Eén vrijwilliger wil ik er dit jaar uitlichten en als u vaker deze Nieuwjaarsreceptie bezoekt begrijpt u al waar ik naar toe wil. Traditiegetrouw reiken we tijdens deze gelegenheid “d’n Opsteker” uit, de jaarlijkse prijs voor vrijwilliger van het jaar. U begrijpt dat het voor het college altijd een moeilijk besluit is op wie de eer zal vallen. Maar het is gelukt. We zijn er uit.
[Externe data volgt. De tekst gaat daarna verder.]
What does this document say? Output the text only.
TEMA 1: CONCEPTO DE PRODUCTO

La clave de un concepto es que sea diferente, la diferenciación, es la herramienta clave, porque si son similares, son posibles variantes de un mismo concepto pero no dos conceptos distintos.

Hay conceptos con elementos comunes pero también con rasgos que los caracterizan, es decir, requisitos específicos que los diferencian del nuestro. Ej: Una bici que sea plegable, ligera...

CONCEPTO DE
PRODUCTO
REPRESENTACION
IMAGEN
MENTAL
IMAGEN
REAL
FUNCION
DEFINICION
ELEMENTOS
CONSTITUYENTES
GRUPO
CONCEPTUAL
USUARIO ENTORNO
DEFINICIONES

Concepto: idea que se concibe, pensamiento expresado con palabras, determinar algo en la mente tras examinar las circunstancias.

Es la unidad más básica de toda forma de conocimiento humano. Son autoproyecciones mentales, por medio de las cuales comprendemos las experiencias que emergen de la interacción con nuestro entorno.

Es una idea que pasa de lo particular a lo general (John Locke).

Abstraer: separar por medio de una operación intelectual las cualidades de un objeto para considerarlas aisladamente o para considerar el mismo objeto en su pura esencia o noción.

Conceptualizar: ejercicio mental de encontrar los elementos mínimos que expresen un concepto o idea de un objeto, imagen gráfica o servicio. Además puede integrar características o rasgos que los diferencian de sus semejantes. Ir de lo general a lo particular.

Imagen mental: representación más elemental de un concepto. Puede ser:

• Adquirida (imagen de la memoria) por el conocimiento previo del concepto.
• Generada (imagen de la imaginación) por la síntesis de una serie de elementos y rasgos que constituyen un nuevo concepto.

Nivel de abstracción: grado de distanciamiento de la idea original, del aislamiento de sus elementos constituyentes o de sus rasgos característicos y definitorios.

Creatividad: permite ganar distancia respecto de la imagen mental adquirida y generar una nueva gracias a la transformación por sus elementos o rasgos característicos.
Er zijn vele soorten vrijwilligerswerk. Dit jaar gaat het om iemand die nauwelijks zichtbaar is in onze gemeenschap. Dat wil zeggen, zij, het gaat dus om een vrouw, zij doet haar werk in alle stilte. Zonder er veel ruchtbaarheid aan te geven, zonder het daar expliciet met anderen over te hebben. Dat pas ook niet bij de aard van haar weldadige werk. Ik zal u vertellen wat anderen over deze vrouw te melden hebben. Met nadruk wil ik hier opmerken dat dit slechts één van de vele activiteiten van haar is. Een zegsvrouw vertelde het volgende:
=================
“Mevrouw X waakt bij mensen die terminaal ziek zijn en die thuis willen sterven. Zij is van 23.00 tot 07.00 uur aanwezig om de nodige ondersteuning te bieden. Ze helpt de stervende mens met bijvoorbeeld keren in bed, verschonen indien nodig; de zogenaamde fysieke ondersteuning. Daarnaast heeft ze een luisterend oor voor de zieke alsook voor de mantelzorgers indien gewenst.
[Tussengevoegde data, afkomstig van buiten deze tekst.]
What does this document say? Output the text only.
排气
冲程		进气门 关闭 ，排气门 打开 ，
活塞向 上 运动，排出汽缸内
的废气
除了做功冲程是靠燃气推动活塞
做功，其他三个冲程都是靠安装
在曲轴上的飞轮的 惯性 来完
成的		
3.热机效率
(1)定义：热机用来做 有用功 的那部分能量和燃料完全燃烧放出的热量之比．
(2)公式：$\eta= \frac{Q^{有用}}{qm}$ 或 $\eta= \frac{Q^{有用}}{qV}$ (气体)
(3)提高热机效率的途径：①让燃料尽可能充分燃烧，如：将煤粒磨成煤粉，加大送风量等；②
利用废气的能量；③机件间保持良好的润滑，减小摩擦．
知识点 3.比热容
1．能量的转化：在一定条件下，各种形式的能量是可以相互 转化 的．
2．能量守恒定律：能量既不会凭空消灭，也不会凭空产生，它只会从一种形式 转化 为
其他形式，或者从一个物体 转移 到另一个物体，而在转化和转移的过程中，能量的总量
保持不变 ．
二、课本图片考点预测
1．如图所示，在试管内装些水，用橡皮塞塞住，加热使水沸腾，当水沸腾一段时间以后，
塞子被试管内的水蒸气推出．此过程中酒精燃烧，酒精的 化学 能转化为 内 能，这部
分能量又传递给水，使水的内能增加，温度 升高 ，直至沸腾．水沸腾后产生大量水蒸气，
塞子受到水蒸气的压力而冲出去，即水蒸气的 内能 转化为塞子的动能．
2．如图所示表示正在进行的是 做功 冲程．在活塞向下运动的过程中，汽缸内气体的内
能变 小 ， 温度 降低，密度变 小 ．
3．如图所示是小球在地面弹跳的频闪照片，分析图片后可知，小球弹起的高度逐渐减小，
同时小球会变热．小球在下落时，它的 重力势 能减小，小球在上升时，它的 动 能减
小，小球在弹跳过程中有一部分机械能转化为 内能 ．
Doordat mevrouw X ’s nachts waakt, kan de familie slapen en zo energie behouden voor de dagen. Soms waakt mevrouw X ook overdag als dit nodig mocht zijn. In al die jaren heeft ze al veel families, vooral in Grave, maar ook in andere gemeenten in het Land van Cuijk, bijgestaan. Haar motto is eenvoudigweg: “er zijn”. Door weer en wind gaat mevrouw X ’s avonds op pad en verricht ze haar mooie, zo goed als onzichtbare werk, om in de vroege ochtenduren weer naar huis te rijden en zelf wat slaap te pakken. Bijzonder!
Mevrouw X is nu 75 jaar (08-06-1939) en doet dit werk al 23 jaar, wekelijks acht tot zestien uur. Ze doet dit (zware) werk geheel belangeloos, en past het in in haar privéleven, waarvoor veel respect.” (hè, daar heb je dat woord weer;
HR)

=================
Dames en heren, u hebt het misschien al geraden, graag roep ik mevrouw Erika Böhmer naar voren. Mevrouw Böhmer, mag ik u hier naast me hebben?
(Beeldje en bloemen overhandigen en feliciteren)
Mevrouw Böhmer, uw werk verdient alle lof, en om bij het voorgaande aan te sluiten; alle respect. En dan bedoel ik hier juist wel respect in de betekenis van “in bewondering opzien”. Want om stervenden en de familie bij te staan vereist liefde maar ook moed. Ongelooflijk mooi en ongetwijfeld dankbaar werk maar ook werk dat geestelijk zwaar kan zijn en dat opoffering en onbaatzuchtigheid vereist. Werk dat u al 23 jaar doet, werk dat u … neen, ik maak er geen woorden meer aan vuil want elk woord dat ik kies is bijna ontoereikend om de belangrijke impact van uw werk te omvatten … d’n Opsteker … u hebt hem meer dan verdiend.
Gewaardeerde aanwezigen, ik wil graag met u allen het glas heffen voordat ik
iedereen in de gelegenheid stel om u, mevrouw Böhmer, te feliciteren. En ik doe dat ook onder dankzegging aan al degenen die zich rond de jaarwisseling hebben ingezet voor een goed en rustig verloop. Traditiegetrouw doel ik dan op onzemensen van de brandweer, ambulancedienst en politie, maar ook op de
collega’s van de buitendienst, die altijd klaar staan voor onze gemeenschap om er te kunnen zijn als dat nodig is.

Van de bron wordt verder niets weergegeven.